A strong structure would be:

  1. Introduction: practical need for low-cost and trustworthy aquaculture diagnosis.
  2. Related work: shrimp/fish disease detection, SSL in low-data vision, ViT edge compression, and XAI for transformers.
  3. Method: SimCLR teacher, distilled student, compression pipeline, XAI module.
  4. Experiments: classification, deployment benchmarks, explanation comparisons.
  5. Discussion: trade-off between accuracy, latency, and interpretability.
  6. Conclusion: field-deployable and explainable aquaculture diagnosis.

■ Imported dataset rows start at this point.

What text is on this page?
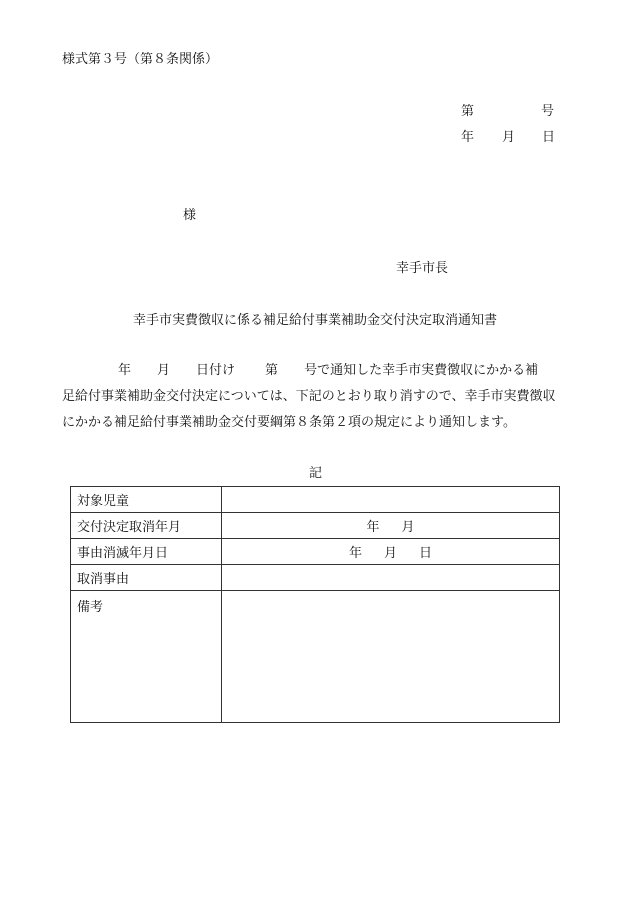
様式第３号（第８条関係）
第	号
年 月 日
様
幸手市長
幸手市実費徴収に係る補足給付事業補助金交付決定取消通知書
年 月 日付け 第 号で通知した幸手市実費徴収にかかる補
足給付事業補助金交付決定については、下記のとおり取り消すので、幸手市実費徴収
にかかる補足給付事業補助金交付要綱第８条第２項の規定により通知します。
記
対象児童	
交付決定取消年月	年 月
事由消滅年月日	年 月 日
取消事由	
備考	
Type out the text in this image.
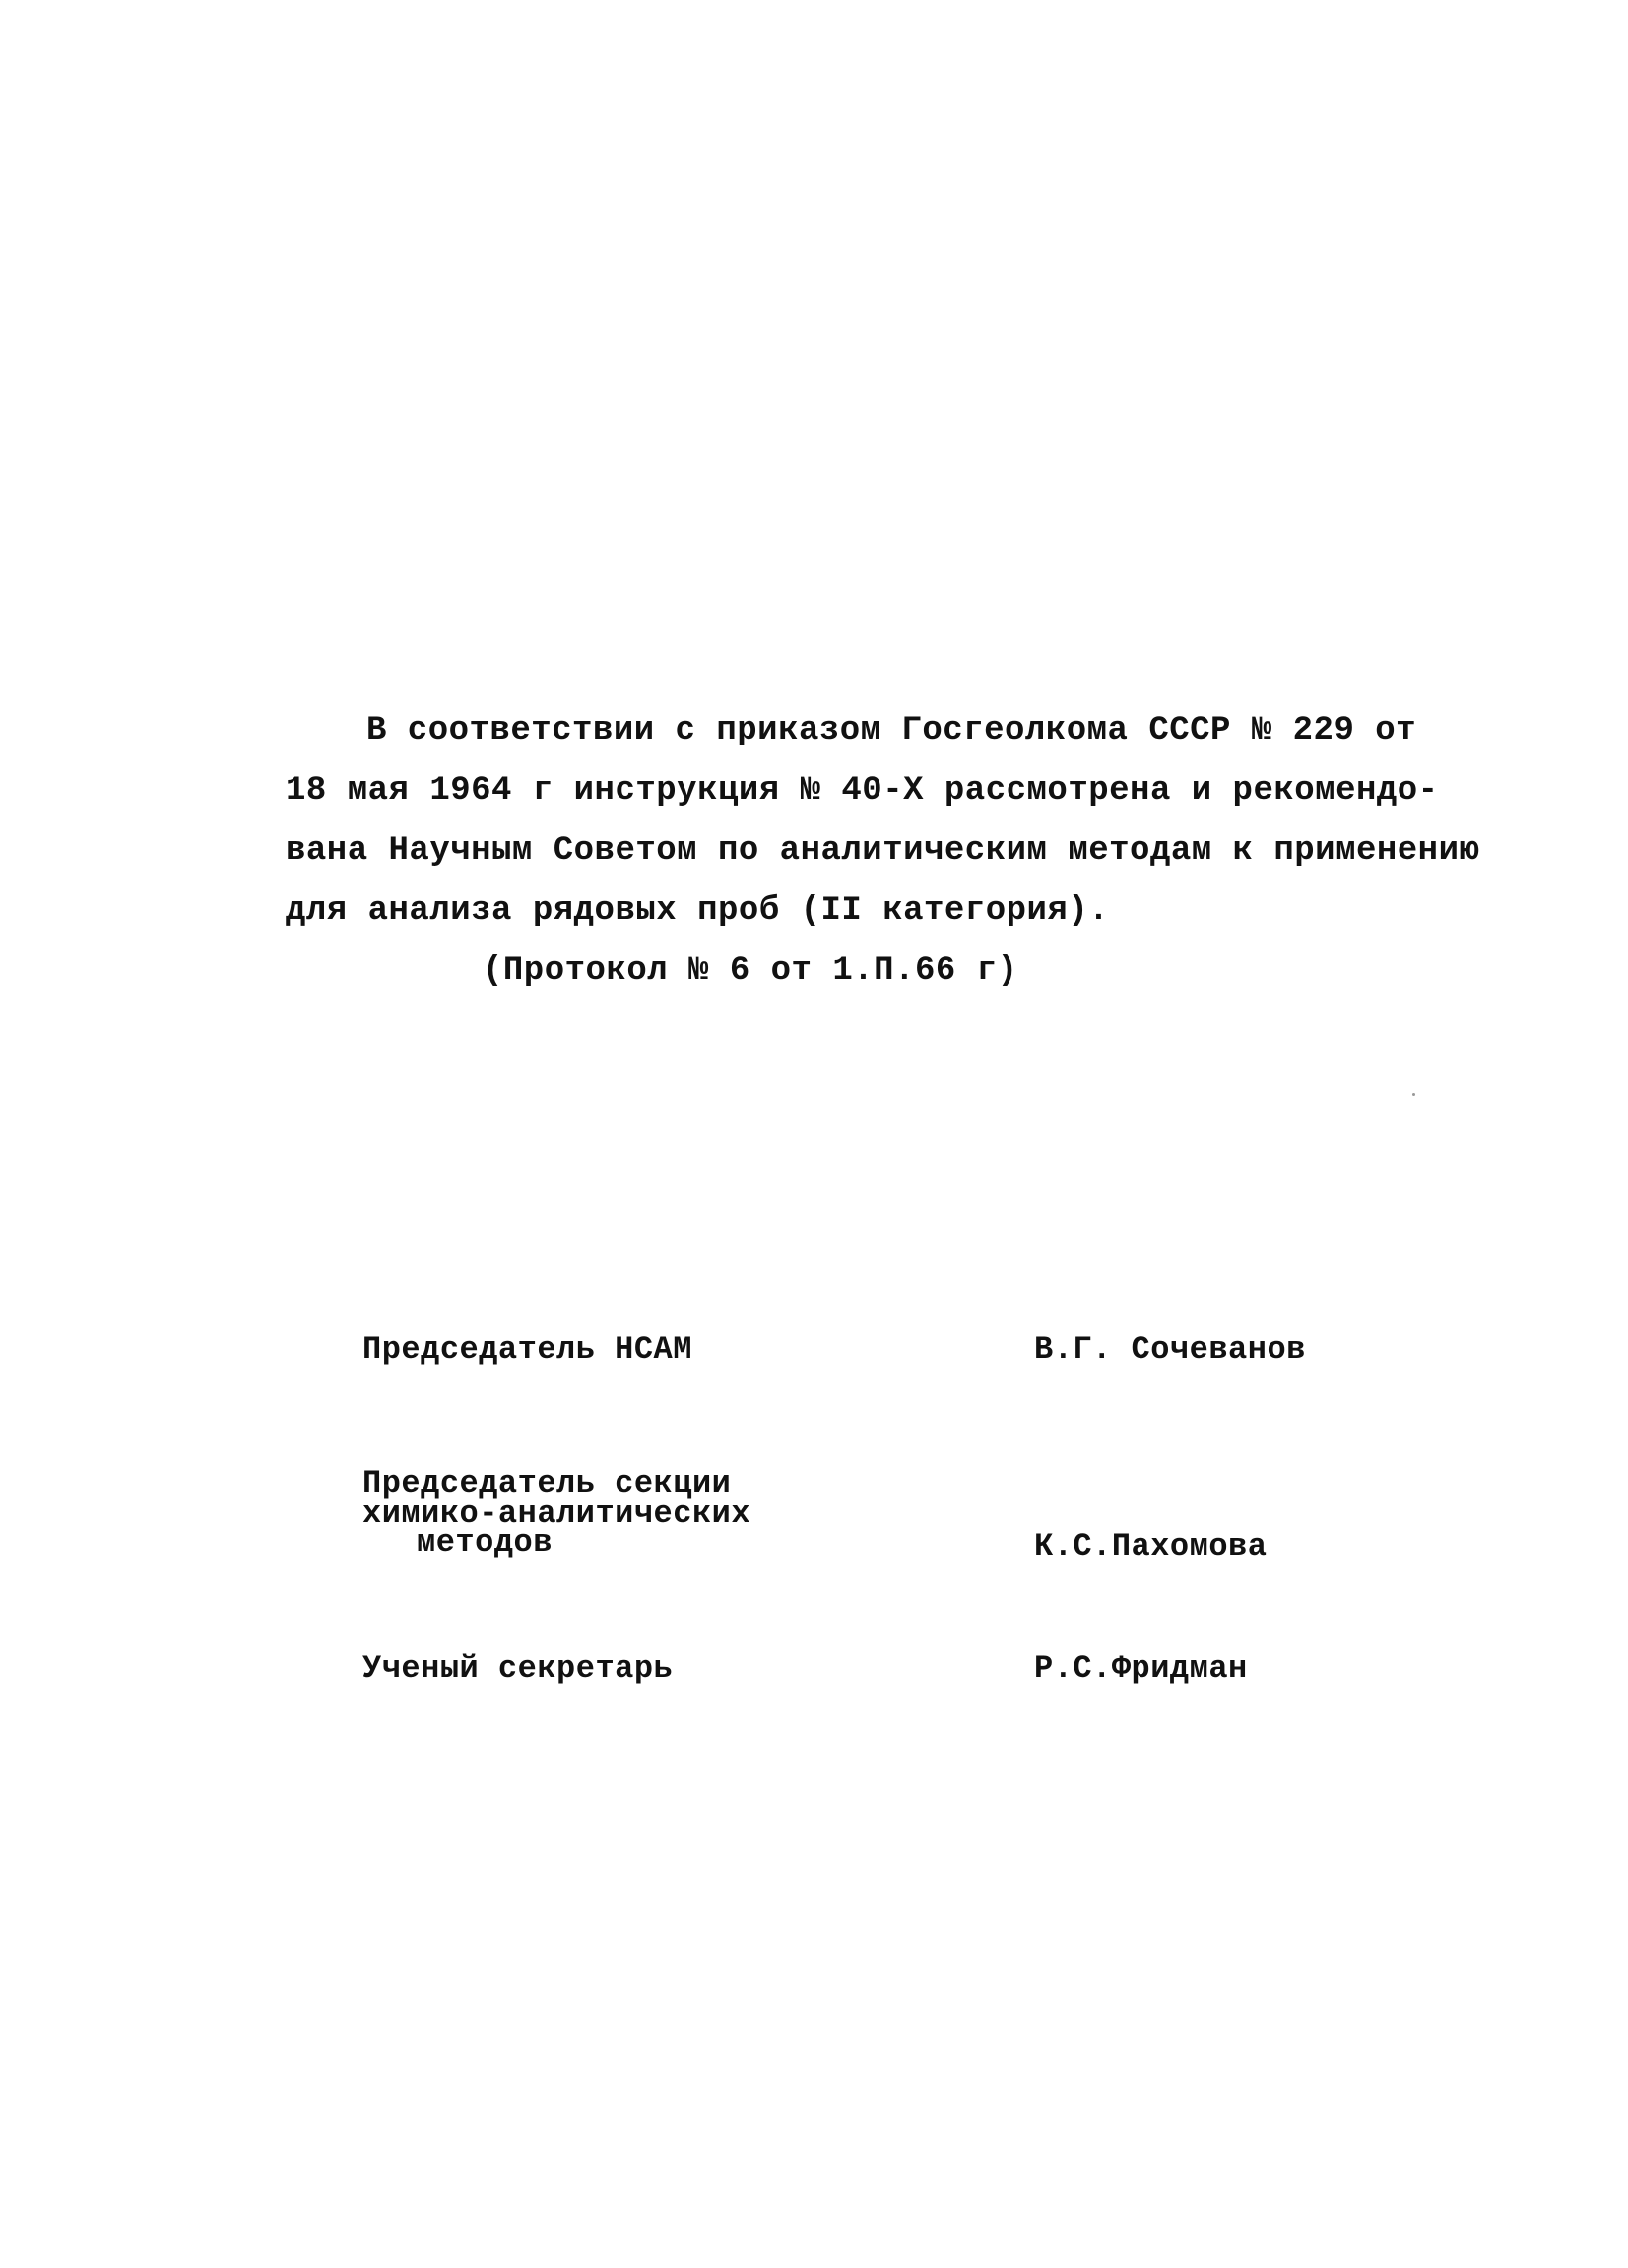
В соответствии с приказом Госгеолкома СССР № 229 от
18 мая 1964 г инструкция № 40-Х рассмотрена и рекомендо-
вана Научным Советом по аналитическим методам к применению
для анализа рядовых проб (II категория).
(Протокол № 6 от 1.П.66 г)
Председатель НСАМ	В.Г. Сочеванов
Председатель секции
химико-аналитических
методов	К.С.Пахомова
Ученый секретарь	Р.С.Фридман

Why This Proposal Is Strong

This proposal is stronger than a simple domain switch for three reasons. First, it directly extends the current paper instead of abandoning it, so your prior code, results, and narrative remain useful. Second, edge deployment addresses a real application barrier, because ViT models are often too expensive for small embedded devices without compression. Third, XAI improves scientific trust, especially for fine-grained disease cues where users need visual evidence that the model is detecting lesions rather than background artifacts.

Simpler Backup Proposal

If the full edge plus XAI proposal feels too large, the best reduced-scope paper is:

Explainable Self-Supervised Vision Transformer for Shrimp Disease Detection

This version keeps the current SimCLR plus ViT pipeline and adds a rigorous explainability study comparing Attention Rollout, Grad-CAM, and GMAR across the 4 classes. It is easier to finish and still gives a clear new contribution with minimal architectural change.

Final Recommendation

The best new paper proposal is to develop a distilled, edge-deployable, and explainable SimCLR-pretrained ViT system for shrimp disease detection. If time, hardware access, or implementation scope is limited, the best fallback is an XAI-focused extension of the current paper, because it is the fastest route to a publishable and defensible next contribution.